A recent edition of Points of View contained several complaints about a TV title which used “you’re” to mean “your”.
The general consensus was that the person concerned should have been fired. If the TV companies, particularly the BBC, followed this advice, surely they would have no titlers or subtitle writers left. It is not the hapless semi-literates who were hired to a position for which they were completely unsuited, it is rather the people who hired them. It is the human resources officers and, ultimately, the managers who have been responsible over the years for the deterioration of the verbal aspect of programming.
It’s not a new problem. I remember decades ago, a newsreader who gave Abergele a pronunciation so bizarre it is worthy of recording. Instead of putting the accent on the third syllable, she put it on the second, so the resultant name sounded like “A-burger-lee”.
The BBC in particular has been for a long time somewhat cavalier about the pronunciation of names close to home, in particularly Welsh ones. By way of contrast, I remember the painfully precise pronunciation one newsreader used for the name “Hawaii”, in which the glottal stop made it appear that the BBC’s microphone had momentarily cut out. It appears that truly foreign names are worth taking trouble over.

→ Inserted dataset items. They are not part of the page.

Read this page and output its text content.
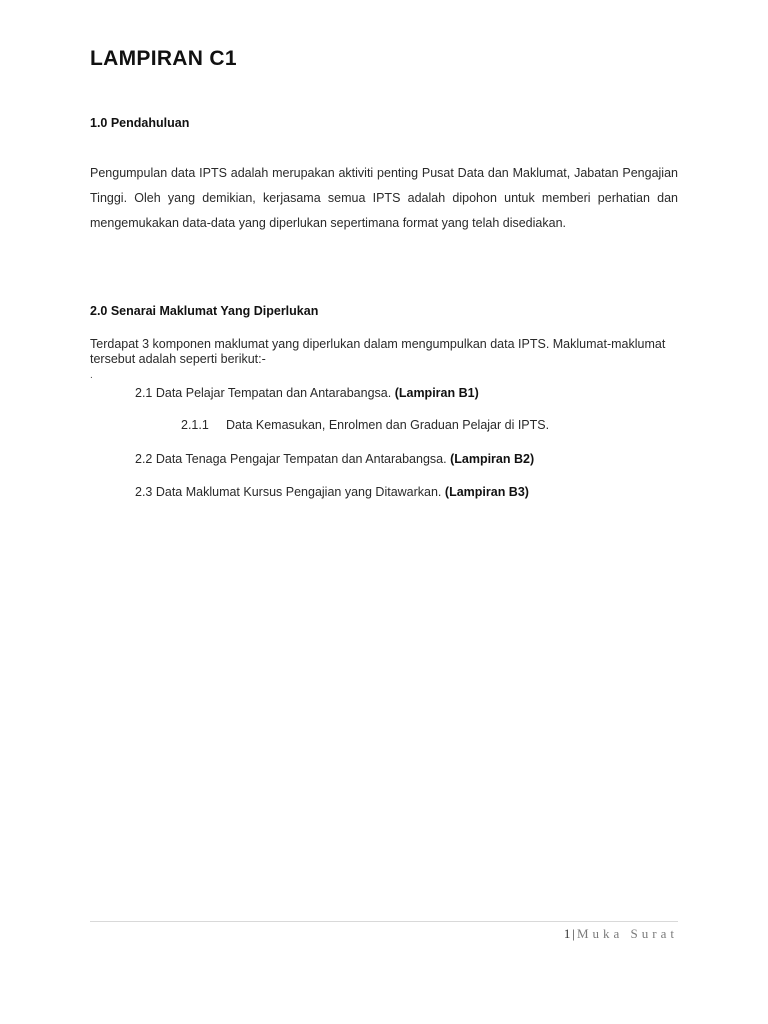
LAMPIRAN C1
1.0 Pendahuluan

Pengumpulan data IPTS adalah merupakan aktiviti penting Pusat Data dan Maklumat, Jabatan Pengajian Tinggi. Oleh yang demikian, kerjasama semua IPTS adalah dipohon untuk memberi perhatian dan mengemukakan data-data yang diperlukan sepertimana format yang telah disediakan.

2.0 Senarai Maklumat Yang Diperlukan

Terdapat 3 komponen maklumat yang diperlukan dalam mengumpulkan data IPTS. Maklumat-maklumat tersebut adalah seperti berikut:-

.

2.1 Data Pelajar Tempatan dan Antarabangsa. (Lampiran B1)

2.1.1 Data Kemasukan, Enrolmen dan Graduan Pelajar di IPTS.

2.2 Data Tenaga Pengajar Tempatan dan Antarabangsa. (Lampiran B2)

2.3 Data Maklumat Kursus Pengajian yang Ditawarkan. (Lampiran B3)

1 | Muka Surat
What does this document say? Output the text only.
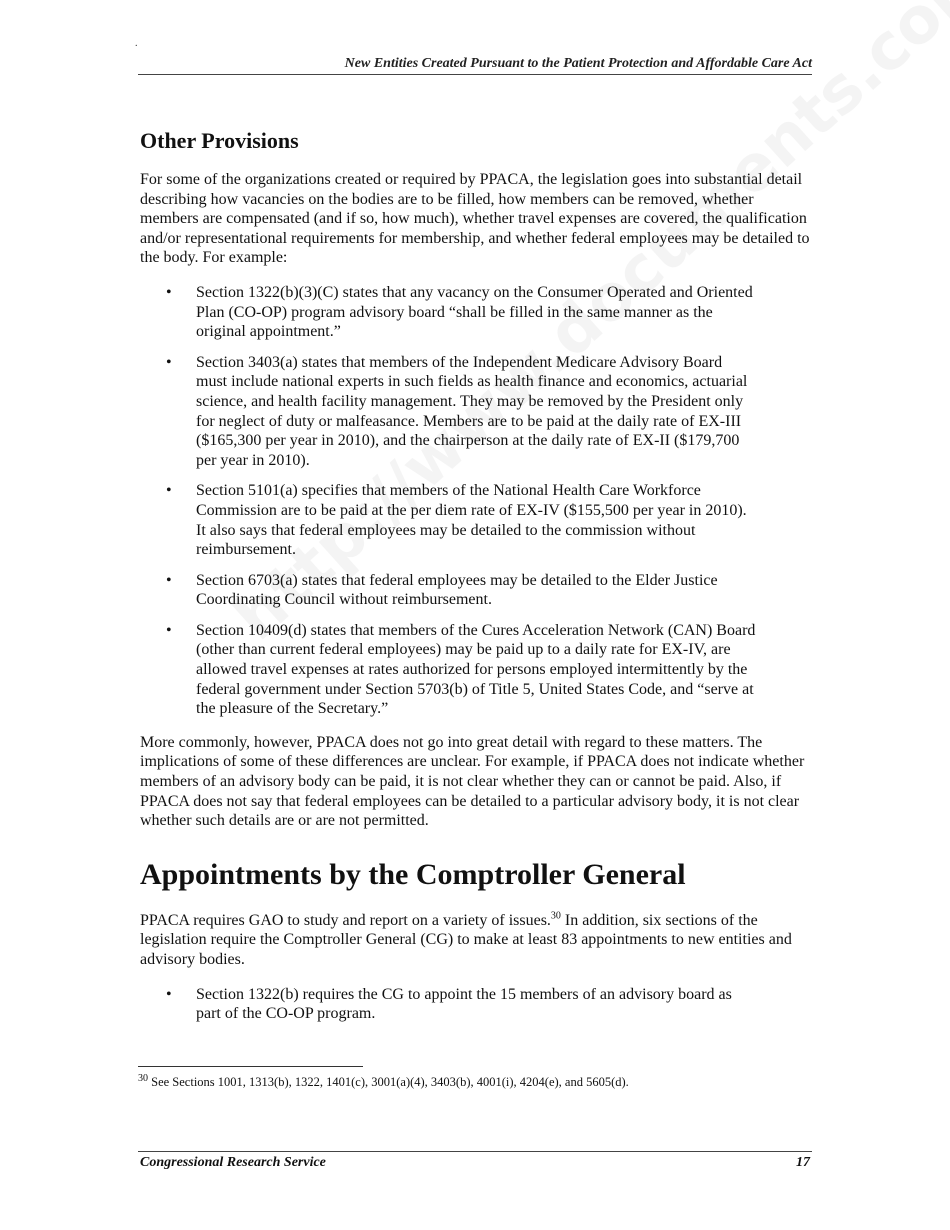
.
New Entities Created Pursuant to the Patient Protection and Affordable Care Act
Other Provisions

For some of the organizations created or required by PPACA, the legislation goes into substantial detail describing how vacancies on the bodies are to be filled, how members can be removed, whether members are compensated (and if so, how much), whether travel expenses are covered, the qualification and/or representational requirements for membership, and whether federal employees may be detailed to the body. For example:

• Section 1322(b)(3)(C) states that any vacancy on the Consumer Operated and Oriented Plan (CO-OP) program advisory board “shall be filled in the same manner as the original appointment.”
• Section 3403(a) states that members of the Independent Medicare Advisory Board must include national experts in such fields as health finance and economics, actuarial science, and health facility management. They may be removed by the President only for neglect of duty or malfeasance. Members are to be paid at the daily rate of EX-III ($165,300 per year in 2010), and the chairperson at the daily rate of EX-II ($179,700 per year in 2010).
• Section 5101(a) specifies that members of the National Health Care Workforce Commission are to be paid at the per diem rate of EX-IV ($155,500 per year in 2010). It also says that federal employees may be detailed to the commission without reimbursement.
• Section 6703(a) states that federal employees may be detailed to the Elder Justice Coordinating Council without reimbursement.
• Section 10409(d) states that members of the Cures Acceleration Network (CAN) Board (other than current federal employees) may be paid up to a daily rate for EX-IV, are allowed travel expenses at rates authorized for persons employed intermittently by the federal government under Section 5703(b) of Title 5, United States Code, and “serve at the pleasure of the Secretary.”

More commonly, however, PPACA does not go into great detail with regard to these matters. The implications of some of these differences are unclear. For example, if PPACA does not indicate whether members of an advisory body can be paid, it is not clear whether they can or cannot be paid. Also, if PPACA does not say that federal employees can be detailed to a particular advisory body, it is not clear whether such details are or are not permitted.

Appointments by the Comptroller General

PPACA requires GAO to study and report on a variety of issues.$^{30}$ In addition, six sections of the legislation require the Comptroller General (CG) to make at least 83 appointments to new entities and advisory bodies.

• Section 1322(b) requires the CG to appoint the 15 members of an advisory board as part of the CO-OP program.
$^{30}$ See Sections 1001, 1313(b), 1322, 1401(c), 3001(a)(4), 3403(b), 4001(i), 4204(e), and 5605(d).
Congressional Research Service	17
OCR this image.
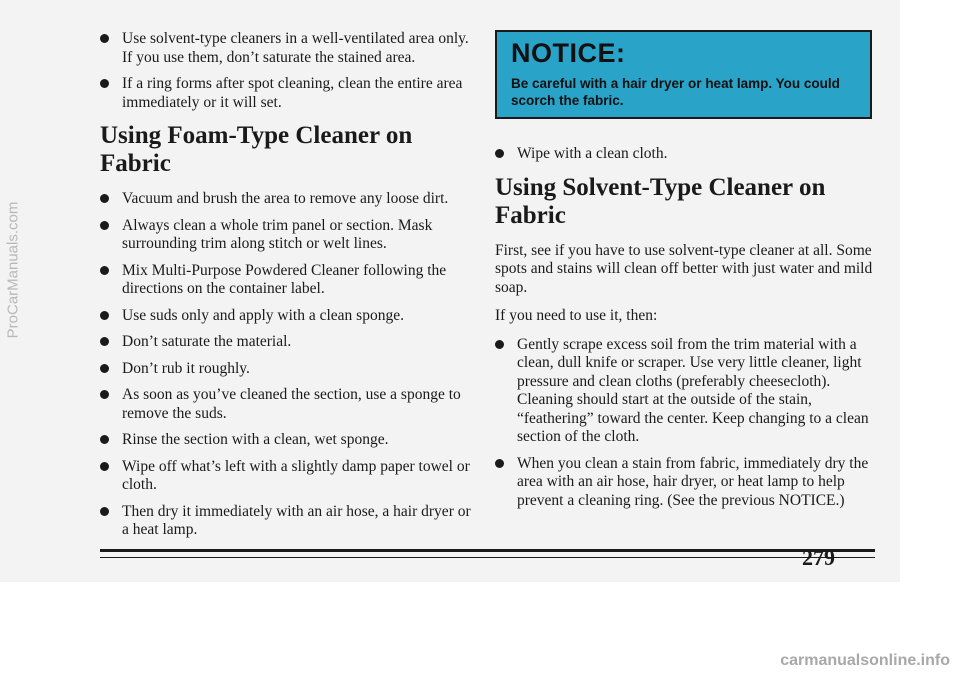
Use solvent-type cleaners in a well-ventilated area only. If you use them, don’t saturate the stained area.
If a ring forms after spot cleaning, clean the entire area immediately or it will set.
Using Foam-Type Cleaner on Fabric
Vacuum and brush the area to remove any loose dirt.
Always clean a whole trim panel or section. Mask surrounding trim along stitch or welt lines.
Mix Multi-Purpose Powdered Cleaner following the directions on the container label.
Use suds only and apply with a clean sponge.
Don’t saturate the material.
Don’t rub it roughly.
As soon as you’ve cleaned the section, use a sponge to remove the suds.
Rinse the section with a clean, wet sponge.
Wipe off what’s left with a slightly damp paper towel or cloth.
Then dry it immediately with an air hose, a hair dryer or a heat lamp.
NOTICE:
Be careful with a hair dryer or heat lamp. You could scorch the fabric.
Wipe with a clean cloth.
Using Solvent-Type Cleaner on Fabric

First, see if you have to use solvent-type cleaner at all. Some spots and stains will clean off better with just water and mild soap.

If you need to use it, then:

Gently scrape excess soil from the trim material with a clean, dull knife or scraper. Use very little cleaner, light pressure and clean cloths (preferably cheesecloth). Cleaning should start at the outside of the stain, “feathering” toward the center. Keep changing to a clean section of the cloth.
When you clean a stain from fabric, immediately dry the area with an air hose, hair dryer, or heat lamp to help prevent a cleaning ring. (See the previous NOTICE.)
279
ProCarManuals.com
carmanualsonline.info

Contrast this with “Plaid Cymru”. This Welsh Nationalist party was formed almost 80 years ago, and the BBC’s announcers still haven’t managed to get the pronunciation right. They manage the first word most of the time. Plaid rhymes with “side”. But when it comes to Cymru, nine times out of ten you hear the second letter have the same “oo” sound as in the southern pronunciation of “hook” or “book”. It doesn’t. The Welsh word “cwm” is pronounced like that, but it means “valley”. “Plaid Cymru” translates literally as Welsh Party, and the “cym” part sounds like “come”.
It doesn’t take much work to get this right. All you have to do is read a book – or even visit Wales. But the vast resources of the BBC are insufficient for this basic level of training for a newsreader or commentator. Perhaps because they have lost their sense of responsibility both to the language and to their viewers.